DÜNDEN DEVAM
Türk devletlerinde askeri teşkilat kendisini Hz. Ömer’e değil Hz. Ali’ye bağlar. Bunun sebebi de
Hz. Peygamber’in, Uhud’da canını Peygamber’e siper ederek Zülfikar adlı kılıcıyla onu savunan Hz. Ali için, “Ali’nin üstüne feta (yiğit) yoktur. Zülfikar’ın üstüne de kılıç yoktur” sözüdür
(Taberi, Tarih: 3/27). Abbasi halifesi Nasır Lidinillah’ın (1180-1225), yiğitlik sembolü fütüvvet giysisini, bizzat dönemin büyük mutasavvıflarından Şeyh Abdülcebbar’ın elinden giymesiyle fütüvvet şalvarı kuşanma gelenekleşmiş, birçok emirlere ve devlet adamlarına fütüvvet payesi verilmiştir. Feta yiğit, fütüvvet yiğitlik demektir. Nefsin kötü arzularına karşı direnme, her türlü iyiliği, güzel ahlakı uygulama yolu olduğu için fütüvvet, tasavvufta yüksek bir mertebedir, fetaların yani erlerin yoludur. Bu manada Hz. Adem’den Hz. Muhammed’e kadar bütün peygamberler birer feta kabul edilmiştir.
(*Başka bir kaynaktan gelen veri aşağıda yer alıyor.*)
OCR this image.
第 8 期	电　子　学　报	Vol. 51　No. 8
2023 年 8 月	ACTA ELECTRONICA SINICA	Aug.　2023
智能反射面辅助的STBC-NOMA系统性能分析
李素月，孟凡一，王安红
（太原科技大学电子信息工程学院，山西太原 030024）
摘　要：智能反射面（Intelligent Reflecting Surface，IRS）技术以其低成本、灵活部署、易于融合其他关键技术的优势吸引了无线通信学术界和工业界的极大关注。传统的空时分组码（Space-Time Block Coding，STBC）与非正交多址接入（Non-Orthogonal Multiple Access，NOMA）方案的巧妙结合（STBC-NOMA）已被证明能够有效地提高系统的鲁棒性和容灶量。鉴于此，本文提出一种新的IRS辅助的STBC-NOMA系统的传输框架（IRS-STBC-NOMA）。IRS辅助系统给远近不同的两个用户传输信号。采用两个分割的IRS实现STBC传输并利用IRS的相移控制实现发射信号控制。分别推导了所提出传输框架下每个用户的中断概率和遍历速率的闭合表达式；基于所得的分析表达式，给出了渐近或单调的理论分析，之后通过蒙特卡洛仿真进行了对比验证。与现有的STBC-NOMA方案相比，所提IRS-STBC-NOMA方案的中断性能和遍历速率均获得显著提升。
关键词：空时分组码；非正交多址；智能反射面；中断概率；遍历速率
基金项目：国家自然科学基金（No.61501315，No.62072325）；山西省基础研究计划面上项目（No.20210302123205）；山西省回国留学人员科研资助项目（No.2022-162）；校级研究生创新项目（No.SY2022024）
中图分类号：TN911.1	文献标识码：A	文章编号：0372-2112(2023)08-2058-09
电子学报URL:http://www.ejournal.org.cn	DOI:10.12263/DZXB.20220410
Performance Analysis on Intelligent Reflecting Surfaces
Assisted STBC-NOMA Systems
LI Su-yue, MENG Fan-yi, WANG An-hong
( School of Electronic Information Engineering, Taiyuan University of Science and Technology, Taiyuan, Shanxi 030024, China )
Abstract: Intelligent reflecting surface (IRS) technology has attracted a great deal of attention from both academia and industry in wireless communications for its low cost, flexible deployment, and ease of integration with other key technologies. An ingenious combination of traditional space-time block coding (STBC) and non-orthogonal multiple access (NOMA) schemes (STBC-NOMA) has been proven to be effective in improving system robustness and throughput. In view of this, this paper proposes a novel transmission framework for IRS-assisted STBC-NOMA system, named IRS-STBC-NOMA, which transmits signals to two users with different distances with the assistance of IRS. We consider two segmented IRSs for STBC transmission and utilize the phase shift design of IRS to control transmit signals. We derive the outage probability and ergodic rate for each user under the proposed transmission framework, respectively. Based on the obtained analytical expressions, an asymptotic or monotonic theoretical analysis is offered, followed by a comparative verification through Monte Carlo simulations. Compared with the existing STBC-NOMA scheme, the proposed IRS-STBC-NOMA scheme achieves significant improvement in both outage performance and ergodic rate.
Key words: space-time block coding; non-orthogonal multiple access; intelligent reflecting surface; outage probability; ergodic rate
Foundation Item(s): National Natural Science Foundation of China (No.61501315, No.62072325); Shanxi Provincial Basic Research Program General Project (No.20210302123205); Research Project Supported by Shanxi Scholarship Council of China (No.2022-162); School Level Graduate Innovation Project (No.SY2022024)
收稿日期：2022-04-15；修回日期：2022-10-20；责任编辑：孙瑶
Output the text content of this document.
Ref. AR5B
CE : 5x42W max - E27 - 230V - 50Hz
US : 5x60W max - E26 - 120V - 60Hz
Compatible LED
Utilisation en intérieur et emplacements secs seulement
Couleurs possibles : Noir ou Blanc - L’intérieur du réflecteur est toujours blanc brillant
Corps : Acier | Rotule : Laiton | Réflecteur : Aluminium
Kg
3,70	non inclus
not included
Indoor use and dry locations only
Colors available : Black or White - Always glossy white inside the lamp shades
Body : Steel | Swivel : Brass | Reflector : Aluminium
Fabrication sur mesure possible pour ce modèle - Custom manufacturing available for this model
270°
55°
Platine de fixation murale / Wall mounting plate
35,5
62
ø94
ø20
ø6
Cenabı Hak, İbrahim Aleyhisselam’a feta unvanını verdiği gibi (Enbiya: 60) puta tapmamak, tek Allah’a kulluk etmek için kavimlerinden kaçıp mağaraya sığınan Ashabı Kehf’e de fityeh
(fetalar) demiştir (Kehf: 10, 13).
Gönüllüler ordusu
Fütüvvet sahibi olan kişi, malını dostlarına verdiği gibi mevkiini dahi verir. Bu konuda derin bilgi için Sülemi’nin tarafımdan yaklaşık 35 yıl önce yayınlanmış olan “Fütüvvet Kitabı”nı okumanızda yarar vardır. Aslında bu cereyanın ribatlarla da ilgisi vardır. Sınır boylarında mücahitler evi olarak yapılan ribatlarda kalanlara murabıt denilir.
Murabitun (murabıtlar) genellikle gönüllülerden oluşurdu. Birçokları belli bir zaman cihat görevini yaptıktan sonra yurtlarına döner, başkaları onların yerini alır, böylece yılda birkaç kez törenle mürettebat değişimi olurdu. Düşman saldırısı karşısında mürettebat, civarda eli silah tutan erkeklerle takviye edilir ve bunlar davul çalınarak toplanırdı. Ribatta hayat, nöbet tutmak, askeri eğitim yapmak ve ibadetle geçerdi. Murabıtlar, saygın bir şeyhin yönetimi altında ibadetlerle şehit olmaya hazırlanırlardı.